Saturday, February 22, 2020

venn in rome --


We all have them.

Those moments that instill a sense of optimism in us. That things really are not as bad as we often think they are.

I had one yesterday. Mine was a simple conversation. But a conversation that reminded me of the value of frank and civil exchanges between people with different perspectives.

A couple of years ago I met with a woman who has had cultural connections with Mexico and Central America for more than three decades, and currently lives on a lake in the Mexican highlands. She contacted me last week to let me know she was going to be in town and asked if I wanted to get together for lunch.

I did. I recall our last conversation as being rewarding. But finding a mutually-agreeable lunch date proved to be more difficult than usual. I spent most of this last week having the suspension in my car repaired -- an adventure I will discuss later. But we managed to finally find a time yesterday afternoon.

In Blood Will Out, Walker Kirn discloses one of the dark secrets of all writers: "A writer turns his life into material, and if you’re in his life, he uses yours, too." For that reason, let me call my lunch companion Sarah. It is not even close to her name.

Sarah and I share a few important characteristics. We are retired lawyers from the Pacific Northwest who have chosen to live the rest of our years in Mexico.

And that was our starting point -- Mexico. As immigrants, our perspectives of life here is a bit different than other foreigner's. I suppose that perspective would be even more different if we both elected to move one step further into Mexican citizenship.

That exchange was interesting because I learned some new things about Mexico from her. But most of the time we were simply reinforcing our own viewpoints, especially our mutual (and continuing) battle of divesting ourselves of colonial attitudes.

Like most conversations, the opening exchanges needed to weave a mat of mutuality and confidence before venturing into the minefield of more controversial topics.

I have friends and acquaintances here where some minefields need not be approached. I was at a gathering last week and made a rather mild jest at the expense of one of my political opinions. A woman I have known for years snapped at me: "I don't need to hear your boorish thoughts." And then there are the people who I do not see very often anymore because they feel very uncomfortable with opinions other than their own.

It was different with Sarah. Our political views are not polar opposites. However, if I drew a Venn diagram of our political positions, the area of mutuality would most likely qualify as another San Marino or Monaco.
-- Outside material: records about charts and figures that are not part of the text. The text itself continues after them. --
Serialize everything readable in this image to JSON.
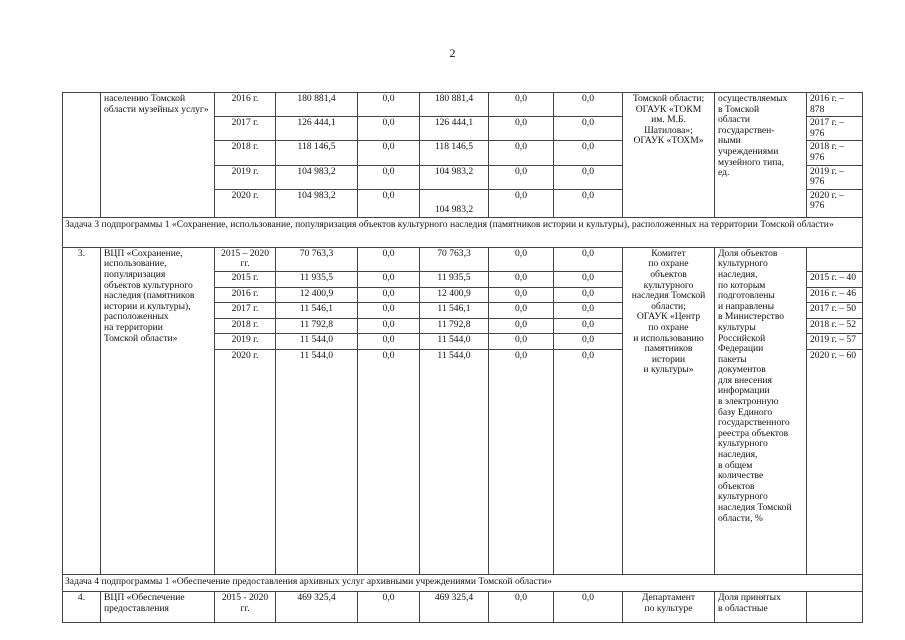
{
  "page_number": "2",
  "block1": {
    "number": "",
    "name": "населению Томской области музейных услуг»",
    "rows": [
      {
        "year": "2016 г.",
        "total": "180 881,4",
        "c1": "0,0",
        "c2": "180 881,4",
        "c3": "0,0",
        "c4": "0,0",
        "value": "2016 г. – 878"
      },
      {
        "year": "2017 г.",
        "total": "126 444,1",
        "c1": "0,0",
        "c2": "126 444,1",
        "c3": "0,0",
        "c4": "0,0",
        "value": "2017 г. – 976"
      },
      {
        "year": "2018 г.",
        "total": "118 146,5",
        "c1": "0,0",
        "c2": "118 146,5",
        "c3": "0,0",
        "c4": "0,0",
        "value": "2018 г. – 976"
      },
      {
        "year": "2019 г.",
        "total": "104 983,2",
        "c1": "0,0",
        "c2": "104 983,2",
        "c3": "0,0",
        "c4": "0,0",
        "value": "2019 г. – 976"
      },
      {
        "year": "2020 г.",
        "total": "104 983,2",
        "c1": "0,0",
        "c2": "104 983,2",
        "c3": "0,0",
        "c4": "0,0",
        "value": "2020 г. – 976"
      }
    ],
    "executor": "Томской области;\nОГАУК «ТОКМ\nим. М.Б.\nШатилова»;\nОГАУК «ТОХМ»",
    "indicator": "осуществляемых\nв Томской\nобласти\nгосударствен-\nными\nучреждениями\nмузейного типа,\nед."
  },
  "task3": "Задача 3 подпрограммы 1 «Сохранение, использование, популяризация объектов культурного наследия (памятников истории и культуры), расположенных на территории Томской области»",
  "block3": {
    "number": "3.",
    "name": "ВЦП «Сохранение,\nиспользование,\nпопуляризация\nобъектов культурного\nнаследия (памятников\nистории и культуры),\nрасположенных\nна территории\nТомской области»",
    "rows": [
      {
        "year": "2015 – 2020 гг.",
        "total": "70 763,3",
        "c1": "0,0",
        "c2": "70 763,3",
        "c3": "0,0",
        "c4": "0,0",
        "value": ""
      },
      {
        "year": "2015 г.",
        "total": "11 935,5",
        "c1": "0,0",
        "c2": "11 935,5",
        "c3": "0,0",
        "c4": "0,0",
        "value": "2015 г. – 40"
      },
      {
        "year": "2016 г.",
        "total": "12 400,9",
        "c1": "0,0",
        "c2": "12 400,9",
        "c3": "0,0",
        "c4": "0,0",
        "value": "2016 г. – 46"
      },
      {
        "year": "2017 г.",
        "total": "11 546,1",
        "c1": "0,0",
        "c2": "11 546,1",
        "c3": "0,0",
        "c4": "0,0",
        "value": "2017 г. – 50"
      },
      {
        "year": "2018 г.",
        "total": "11 792,8",
        "c1": "0,0",
        "c2": "11 792,8",
        "c3": "0,0",
        "c4": "0,0",
        "value": "2018 г. – 52"
      },
      {
        "year": "2019 г.",
        "total": "11 544,0",
        "c1": "0,0",
        "c2": "11 544,0",
        "c3": "0,0",
        "c4": "0,0",
        "value": "2019 г. – 57"
      },
      {
        "year": "2020 г.",
        "total": "11 544,0",
        "c1": "0,0",
        "c2": "11 544,0",
        "c3": "0,0",
        "c4": "0,0",
        "value": "2020 г. – 60"
      }
    ],
    "executor": "Комитет\nпо охране\nобъектов\nкультурного\nнаследия Томской\nобласти;\nОГАУК «Центр\nпо охране\nи использованию\nпамятников\nистории\nи культуры»",
    "indicator": "Доля объектов\nкультурного\nнаследия,\nпо которым\nподготовлены\nи направлены\nв Министерство\nкультуры\nРоссийской\nФедерации\nпакеты\nдокументов\nдля внесения\nинформации\nв электронную\nбазу Единого\nгосударственного\nреестра объектов\nкультурного\nнаследия,\nв общем\nколичестве\nобъектов\nкультурного\nнаследия Томской\nобласти, %"
  },
  "task4": "Задача 4 подпрограммы 1 «Обеспечение предоставления архивных услуг архивными учреждениями Томской области»",
  "block4": {
    "number": "4.",
    "name": "ВЦП «Обеспечение\nпредоставления",
    "year": "2015 - 2020 гг.",
    "total": "469 325,4",
    "c1": "0,0",
    "c2": "469 325,4",
    "c3": "0,0",
    "c4": "0,0",
    "executor": "Департамент\nпо культуре",
    "indicator": "Доля принятых\nв областные",
    "value": ""
  }
}
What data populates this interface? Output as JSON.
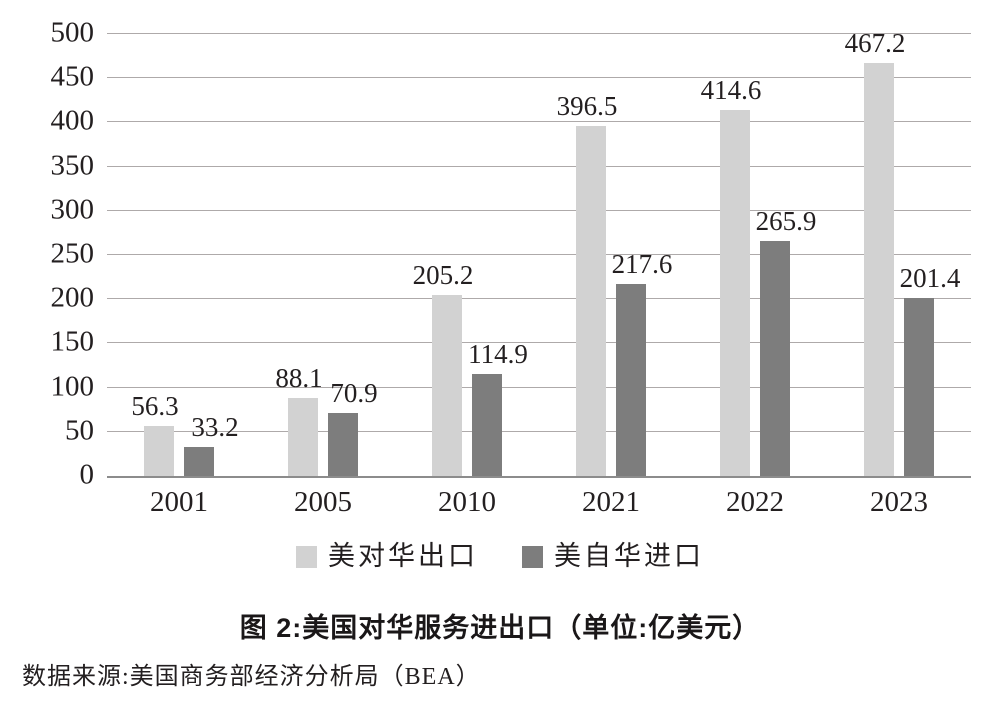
{
  "chart_data": {
    "type": "bar",
    "title": "图 2:美国对华服务进出口（单位:亿美元）",
    "source": "数据来源:美国商务部经济分析局（BEA）",
    "categories": [
      "2001",
      "2005",
      "2010",
      "2021",
      "2022",
      "2023"
    ],
    "series": [
      {
        "name": "美对华出口",
        "color": "#d2d2d2",
        "values": [
          56.3,
          88.1,
          205.2,
          396.5,
          414.6,
          467.2
        ]
      },
      {
        "name": "美自华进口",
        "color": "#7d7d7d",
        "values": [
          33.2,
          70.9,
          114.9,
          217.6,
          265.9,
          201.4
        ]
      }
    ],
    "ylim": [
      0,
      500
    ],
    "ytick_step": 50,
    "yticks": [
      0,
      50,
      100,
      150,
      200,
      250,
      300,
      350,
      400,
      450,
      500
    ],
    "grid": true,
    "value_labels": true,
    "legend_position": "bottom",
    "xlabel": "",
    "ylabel": "",
    "colors": {
      "export_bar": "#d2d2d2",
      "import_bar": "#7d7d7d",
      "gridline": "#aeaaaa",
      "axis_line": "#8c8c8c",
      "text": "#231f20",
      "background": "#ffffff"
    }
  }
}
We did plop our views on the table. But, rather than indulging in the political prejudices of hysteria, we took the time to analyze why we disagreed with one another -- and what the source of that disagreement was.

I thought I had an explanation for why we were able to do what my other acquaintances and I cannot do. The obvious answer was that we were trained as lawyers and we fully-understood that any good advocate must be capable of arguing the other side of a case as easily as they advocate their own case.

And I think there is some value in that argument. But it is far too facile. I am aware of an acquaintance here who is law-trained and could no more discuss politics rationally with me than fly to the moon in bedclothes.

The reason Sarah and I could share our ideas without rancor is that we realized the political position Venn diagram did not define our discussion. Early on, we knew that even though political positions had the power to divide us, our political interests (what we would like the world to look like) were almost synonymous. It is an old trick of mediation: move the parties away from their divisive positions to the interests they share.

That is what made me so optimistic about what was a charming conversation. If it was solely the art of thinking like a lawyer that Sarah and I share, that would create an exclusive paradigm. If people would be willing to discuss interests in politics, and set aside their positions, I honestly believe we could once again start talking civilly with one another.

Or maybe that is a pipedream. At least, for yesterday and today, I think it is worth a shot. And I am going to try it.

Even if I have to share my boorish thoughts with others.